I know I seem pretty stupid to have been hung up on this dude for quite some time. I am beyond baffled why I am as well. I think it’s something deeper that I may need to seek counseling over some things.

But- I did want to leave you with our last convo- I did it to re affirm what I already knew? Doesn’t matter. Maybe I did it to get my power back
But I texted him and asked why he wanted me to do those things (bj, swallow etc) if he was in the situation he was in ( on/off/ about to move in w g/f). And of course his response was- when did I want you to do that?
I was taking with you a friend.
I would never ask that knowing you knew where I was at.
You asked me if I figured it out 

The texts were rolling. Guess I scared him thinking I might just send one of those texts to his girl.

My last and final text was-
I just wanted to confirmation and I got what I needed.
No reply 

So I’m completely done and new phone and new number!
He lives in the same town- very close to me and if I see him, I hope I’m heavily involved with a man that treats me like gold. Even though I’ve wasted my years waiting and hoping for someone that didn’t give rats ass about me.


Thank you all for your support.

Sue


----------



## She'sStillGotIt (Jul 30, 2016)

Sue4473 said:


> He again says no, I haven’t figured anything out except ...... ...... which was explicit things he needed and wanted me to do. I reply- aren’t you moving in with your gf?


Golly.

How flattering. 

Mr. Mouth Breather must have to beat the girls off with a stick, what with that smooth, classy way he has with the ladies. I know *my* heart would go pitter-pat and I'd probably_ swoon_ if some guy texted me - because texting is SO romantic and SO mature - about how he'd like to *%&^^$#@ my @^#^^ and have me #*()[email protected](*& his @^(^^$# .... all while he's packing up his **** to move in with some other girl. 

Yeah, I can see why the ladies are drawn to *this* prize.

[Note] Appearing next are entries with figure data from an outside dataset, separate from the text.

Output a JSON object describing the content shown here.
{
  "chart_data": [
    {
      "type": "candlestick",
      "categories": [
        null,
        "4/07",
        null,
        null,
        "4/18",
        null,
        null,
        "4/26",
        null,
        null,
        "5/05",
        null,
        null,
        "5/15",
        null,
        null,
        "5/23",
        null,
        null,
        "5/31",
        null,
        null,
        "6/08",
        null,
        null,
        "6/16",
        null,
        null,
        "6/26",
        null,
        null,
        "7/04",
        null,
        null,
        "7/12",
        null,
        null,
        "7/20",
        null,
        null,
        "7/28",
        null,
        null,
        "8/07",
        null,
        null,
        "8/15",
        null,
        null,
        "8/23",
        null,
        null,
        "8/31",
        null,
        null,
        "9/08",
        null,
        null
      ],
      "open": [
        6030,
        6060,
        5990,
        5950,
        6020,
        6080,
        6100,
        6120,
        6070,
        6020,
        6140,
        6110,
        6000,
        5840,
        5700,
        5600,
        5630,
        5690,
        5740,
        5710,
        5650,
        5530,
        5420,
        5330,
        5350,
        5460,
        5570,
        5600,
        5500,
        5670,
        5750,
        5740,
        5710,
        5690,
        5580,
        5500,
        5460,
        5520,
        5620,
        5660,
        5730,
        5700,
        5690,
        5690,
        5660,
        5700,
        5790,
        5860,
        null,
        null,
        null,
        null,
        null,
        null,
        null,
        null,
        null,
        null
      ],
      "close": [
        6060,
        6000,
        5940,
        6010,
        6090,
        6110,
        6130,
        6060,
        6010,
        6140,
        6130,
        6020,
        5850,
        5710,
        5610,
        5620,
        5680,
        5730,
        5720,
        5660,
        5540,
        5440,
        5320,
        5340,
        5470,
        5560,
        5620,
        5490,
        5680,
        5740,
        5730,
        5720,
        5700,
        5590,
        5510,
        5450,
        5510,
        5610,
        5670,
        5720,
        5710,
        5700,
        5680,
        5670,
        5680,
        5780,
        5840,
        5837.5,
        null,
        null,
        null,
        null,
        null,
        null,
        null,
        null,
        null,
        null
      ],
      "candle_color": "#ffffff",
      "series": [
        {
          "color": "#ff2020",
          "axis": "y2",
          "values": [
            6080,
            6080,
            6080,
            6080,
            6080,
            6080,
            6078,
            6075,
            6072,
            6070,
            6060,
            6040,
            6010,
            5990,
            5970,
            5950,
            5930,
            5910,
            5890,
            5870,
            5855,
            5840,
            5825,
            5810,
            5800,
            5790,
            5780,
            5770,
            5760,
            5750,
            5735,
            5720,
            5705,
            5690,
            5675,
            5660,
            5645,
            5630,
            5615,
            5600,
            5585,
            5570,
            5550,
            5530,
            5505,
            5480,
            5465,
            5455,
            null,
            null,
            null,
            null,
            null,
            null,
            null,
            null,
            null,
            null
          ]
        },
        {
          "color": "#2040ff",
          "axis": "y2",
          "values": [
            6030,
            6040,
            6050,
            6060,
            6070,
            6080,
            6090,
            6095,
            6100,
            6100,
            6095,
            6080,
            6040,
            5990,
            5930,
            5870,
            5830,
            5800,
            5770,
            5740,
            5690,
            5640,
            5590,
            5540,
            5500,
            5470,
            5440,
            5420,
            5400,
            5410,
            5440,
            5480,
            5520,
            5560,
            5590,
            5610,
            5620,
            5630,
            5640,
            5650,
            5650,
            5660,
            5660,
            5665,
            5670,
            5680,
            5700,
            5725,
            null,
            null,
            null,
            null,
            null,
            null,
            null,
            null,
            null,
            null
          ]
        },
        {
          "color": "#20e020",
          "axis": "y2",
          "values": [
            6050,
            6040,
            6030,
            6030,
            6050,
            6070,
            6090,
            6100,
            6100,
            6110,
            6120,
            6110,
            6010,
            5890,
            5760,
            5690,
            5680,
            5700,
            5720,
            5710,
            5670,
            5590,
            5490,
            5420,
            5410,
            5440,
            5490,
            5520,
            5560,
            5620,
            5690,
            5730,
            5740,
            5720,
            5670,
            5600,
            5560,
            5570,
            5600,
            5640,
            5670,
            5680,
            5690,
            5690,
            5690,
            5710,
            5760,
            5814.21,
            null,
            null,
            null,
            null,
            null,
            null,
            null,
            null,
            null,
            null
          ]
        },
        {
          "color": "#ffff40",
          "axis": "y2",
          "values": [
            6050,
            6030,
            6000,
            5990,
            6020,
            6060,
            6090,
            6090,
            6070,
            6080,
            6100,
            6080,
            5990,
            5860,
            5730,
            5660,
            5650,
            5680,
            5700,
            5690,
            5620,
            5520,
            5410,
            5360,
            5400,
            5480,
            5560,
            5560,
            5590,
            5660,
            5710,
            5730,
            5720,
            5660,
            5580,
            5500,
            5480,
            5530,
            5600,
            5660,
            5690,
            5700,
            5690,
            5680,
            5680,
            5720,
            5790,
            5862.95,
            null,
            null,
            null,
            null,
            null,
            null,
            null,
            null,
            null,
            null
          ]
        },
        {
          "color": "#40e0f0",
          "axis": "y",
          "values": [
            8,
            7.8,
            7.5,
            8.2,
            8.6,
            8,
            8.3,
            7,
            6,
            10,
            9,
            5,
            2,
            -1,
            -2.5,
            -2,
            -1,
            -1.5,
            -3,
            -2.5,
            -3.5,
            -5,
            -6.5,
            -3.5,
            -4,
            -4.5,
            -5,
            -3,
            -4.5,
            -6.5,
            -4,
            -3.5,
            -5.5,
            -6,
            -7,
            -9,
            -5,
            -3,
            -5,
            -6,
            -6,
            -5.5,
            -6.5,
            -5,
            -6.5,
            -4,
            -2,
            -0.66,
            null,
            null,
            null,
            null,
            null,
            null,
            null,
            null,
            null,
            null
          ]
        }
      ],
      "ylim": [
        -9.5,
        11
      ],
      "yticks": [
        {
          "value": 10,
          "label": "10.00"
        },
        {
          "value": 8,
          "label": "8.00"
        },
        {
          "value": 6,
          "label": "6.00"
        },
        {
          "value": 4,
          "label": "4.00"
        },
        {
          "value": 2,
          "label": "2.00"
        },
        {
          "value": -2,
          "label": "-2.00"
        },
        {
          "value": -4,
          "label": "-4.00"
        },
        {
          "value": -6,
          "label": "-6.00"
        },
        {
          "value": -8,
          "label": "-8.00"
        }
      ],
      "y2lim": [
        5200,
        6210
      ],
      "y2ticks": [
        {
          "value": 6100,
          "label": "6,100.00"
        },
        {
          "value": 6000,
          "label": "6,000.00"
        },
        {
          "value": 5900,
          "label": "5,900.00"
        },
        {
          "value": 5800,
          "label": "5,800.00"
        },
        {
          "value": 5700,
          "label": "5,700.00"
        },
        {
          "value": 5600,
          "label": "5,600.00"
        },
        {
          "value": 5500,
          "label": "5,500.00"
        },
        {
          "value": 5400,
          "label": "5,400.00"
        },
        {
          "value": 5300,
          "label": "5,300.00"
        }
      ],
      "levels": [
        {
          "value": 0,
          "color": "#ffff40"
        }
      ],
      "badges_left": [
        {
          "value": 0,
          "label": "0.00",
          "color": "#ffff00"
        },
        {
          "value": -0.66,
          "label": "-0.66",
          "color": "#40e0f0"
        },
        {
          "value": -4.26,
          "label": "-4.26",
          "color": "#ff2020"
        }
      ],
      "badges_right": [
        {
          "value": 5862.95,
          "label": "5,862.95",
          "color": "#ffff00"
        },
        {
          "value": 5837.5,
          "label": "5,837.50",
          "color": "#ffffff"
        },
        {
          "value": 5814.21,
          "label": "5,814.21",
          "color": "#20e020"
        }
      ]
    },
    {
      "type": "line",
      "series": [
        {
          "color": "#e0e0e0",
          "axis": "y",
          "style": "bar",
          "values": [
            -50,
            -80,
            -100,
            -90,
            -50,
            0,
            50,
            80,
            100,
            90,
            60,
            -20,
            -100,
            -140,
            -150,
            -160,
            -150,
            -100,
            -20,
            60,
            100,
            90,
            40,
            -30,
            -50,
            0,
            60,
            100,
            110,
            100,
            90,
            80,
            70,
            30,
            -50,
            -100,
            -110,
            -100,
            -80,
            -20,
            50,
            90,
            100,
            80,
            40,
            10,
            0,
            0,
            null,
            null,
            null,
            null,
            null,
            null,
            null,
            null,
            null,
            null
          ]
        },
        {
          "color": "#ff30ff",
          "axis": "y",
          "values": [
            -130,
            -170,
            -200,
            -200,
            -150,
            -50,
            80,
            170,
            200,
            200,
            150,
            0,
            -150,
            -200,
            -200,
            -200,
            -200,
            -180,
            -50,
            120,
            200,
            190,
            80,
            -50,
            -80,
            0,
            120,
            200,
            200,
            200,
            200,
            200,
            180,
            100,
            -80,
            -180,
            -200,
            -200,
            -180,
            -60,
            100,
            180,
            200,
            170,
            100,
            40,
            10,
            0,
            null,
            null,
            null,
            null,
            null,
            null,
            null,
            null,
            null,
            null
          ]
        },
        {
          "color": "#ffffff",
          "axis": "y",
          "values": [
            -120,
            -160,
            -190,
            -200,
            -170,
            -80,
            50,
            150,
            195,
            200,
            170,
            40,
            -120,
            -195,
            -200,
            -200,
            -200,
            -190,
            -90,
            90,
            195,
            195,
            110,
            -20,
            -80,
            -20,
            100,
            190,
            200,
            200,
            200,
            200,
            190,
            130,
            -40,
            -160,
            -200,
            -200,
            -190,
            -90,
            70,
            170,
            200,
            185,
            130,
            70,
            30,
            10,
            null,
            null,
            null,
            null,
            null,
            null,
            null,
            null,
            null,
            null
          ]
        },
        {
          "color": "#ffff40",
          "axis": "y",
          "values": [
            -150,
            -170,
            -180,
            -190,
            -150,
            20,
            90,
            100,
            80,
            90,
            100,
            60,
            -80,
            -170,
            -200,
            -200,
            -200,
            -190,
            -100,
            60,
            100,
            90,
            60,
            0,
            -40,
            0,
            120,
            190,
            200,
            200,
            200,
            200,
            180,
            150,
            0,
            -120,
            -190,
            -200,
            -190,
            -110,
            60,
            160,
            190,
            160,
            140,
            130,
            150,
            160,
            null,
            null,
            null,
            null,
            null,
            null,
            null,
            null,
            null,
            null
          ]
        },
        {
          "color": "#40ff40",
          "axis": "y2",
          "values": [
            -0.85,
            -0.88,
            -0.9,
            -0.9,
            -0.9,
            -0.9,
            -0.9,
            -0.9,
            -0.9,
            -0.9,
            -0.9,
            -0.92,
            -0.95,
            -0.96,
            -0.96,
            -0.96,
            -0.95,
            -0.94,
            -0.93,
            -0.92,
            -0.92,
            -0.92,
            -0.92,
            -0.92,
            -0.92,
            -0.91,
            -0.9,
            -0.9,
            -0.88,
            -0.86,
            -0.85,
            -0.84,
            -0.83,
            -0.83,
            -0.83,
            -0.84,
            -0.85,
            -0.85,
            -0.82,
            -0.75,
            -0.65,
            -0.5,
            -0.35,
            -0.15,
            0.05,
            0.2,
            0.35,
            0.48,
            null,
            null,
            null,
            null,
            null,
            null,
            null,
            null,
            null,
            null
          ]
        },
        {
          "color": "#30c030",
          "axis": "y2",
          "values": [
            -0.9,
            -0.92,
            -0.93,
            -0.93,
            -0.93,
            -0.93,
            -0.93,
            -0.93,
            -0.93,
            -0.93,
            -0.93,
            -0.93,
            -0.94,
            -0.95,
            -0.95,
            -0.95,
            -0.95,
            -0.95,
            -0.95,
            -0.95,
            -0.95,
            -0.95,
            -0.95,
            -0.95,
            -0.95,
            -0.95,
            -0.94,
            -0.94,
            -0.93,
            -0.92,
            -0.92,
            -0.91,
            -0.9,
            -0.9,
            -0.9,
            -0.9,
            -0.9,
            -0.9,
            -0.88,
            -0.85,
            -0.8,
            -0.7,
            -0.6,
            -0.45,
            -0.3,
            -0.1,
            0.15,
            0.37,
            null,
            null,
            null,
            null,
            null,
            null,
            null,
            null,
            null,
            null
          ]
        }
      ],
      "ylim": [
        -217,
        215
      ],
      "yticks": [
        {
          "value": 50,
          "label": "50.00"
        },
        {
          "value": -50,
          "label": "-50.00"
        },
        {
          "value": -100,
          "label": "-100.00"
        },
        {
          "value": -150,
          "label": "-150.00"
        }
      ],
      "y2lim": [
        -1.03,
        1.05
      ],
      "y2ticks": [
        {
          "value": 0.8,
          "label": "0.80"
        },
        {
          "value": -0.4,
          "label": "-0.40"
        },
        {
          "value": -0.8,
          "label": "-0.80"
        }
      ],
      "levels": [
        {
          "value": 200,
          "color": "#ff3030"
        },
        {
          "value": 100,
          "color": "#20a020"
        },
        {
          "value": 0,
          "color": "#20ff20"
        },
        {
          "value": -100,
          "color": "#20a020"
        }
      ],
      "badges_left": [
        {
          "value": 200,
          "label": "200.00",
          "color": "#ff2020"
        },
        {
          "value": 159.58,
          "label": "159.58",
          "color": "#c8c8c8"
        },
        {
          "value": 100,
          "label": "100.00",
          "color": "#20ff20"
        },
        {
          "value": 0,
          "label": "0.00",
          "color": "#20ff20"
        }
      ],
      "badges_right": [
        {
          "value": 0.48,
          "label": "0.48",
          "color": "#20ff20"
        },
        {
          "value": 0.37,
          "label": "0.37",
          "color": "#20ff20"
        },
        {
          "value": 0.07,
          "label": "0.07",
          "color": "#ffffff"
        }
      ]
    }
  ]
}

Glad to see you finally realized you don't need a classless *pig* like this degenerate in your life, OP. Consider this one of life's teachable moments.


----------



## lucy999 (Sep 28, 2014)

Sue4473 said:


> But I texted him and asked why he wanted me to do those things (bj, swallow etc) if he was in the situation he was in ( on/off/ about to move in w g/f). And of course his response was- when did I want you to do that?
> I was taking with you a friend.
> I would never ask that knowing you knew where I was at.
> You asked me if I figured it out
> ...


 I am saying this to you the same way if I were sitting across the table at a bar with my girlfriend having a drink. NO snark. All love and friendship. I'd even hold your hand when I say:

I hope you're TRULY done opening yourself up to this sort of humiliation from this dirtbag. The above exchange made me wince. This has not put you in a flattering light. You look needy and desperate. TRUST THAT HE SUCKS. Okay??!!! (Remember I'd say this with kindness if I were sitting next to you IRL.)

glad you're getting a new phone. Do not let him infiltrate your life any longer. He is no friend of yours. N-E-X-T. And mean it this time!


----------



## Sue4473 (May 29, 2018)

Thank You.
Yes, I am completely DONE.


----------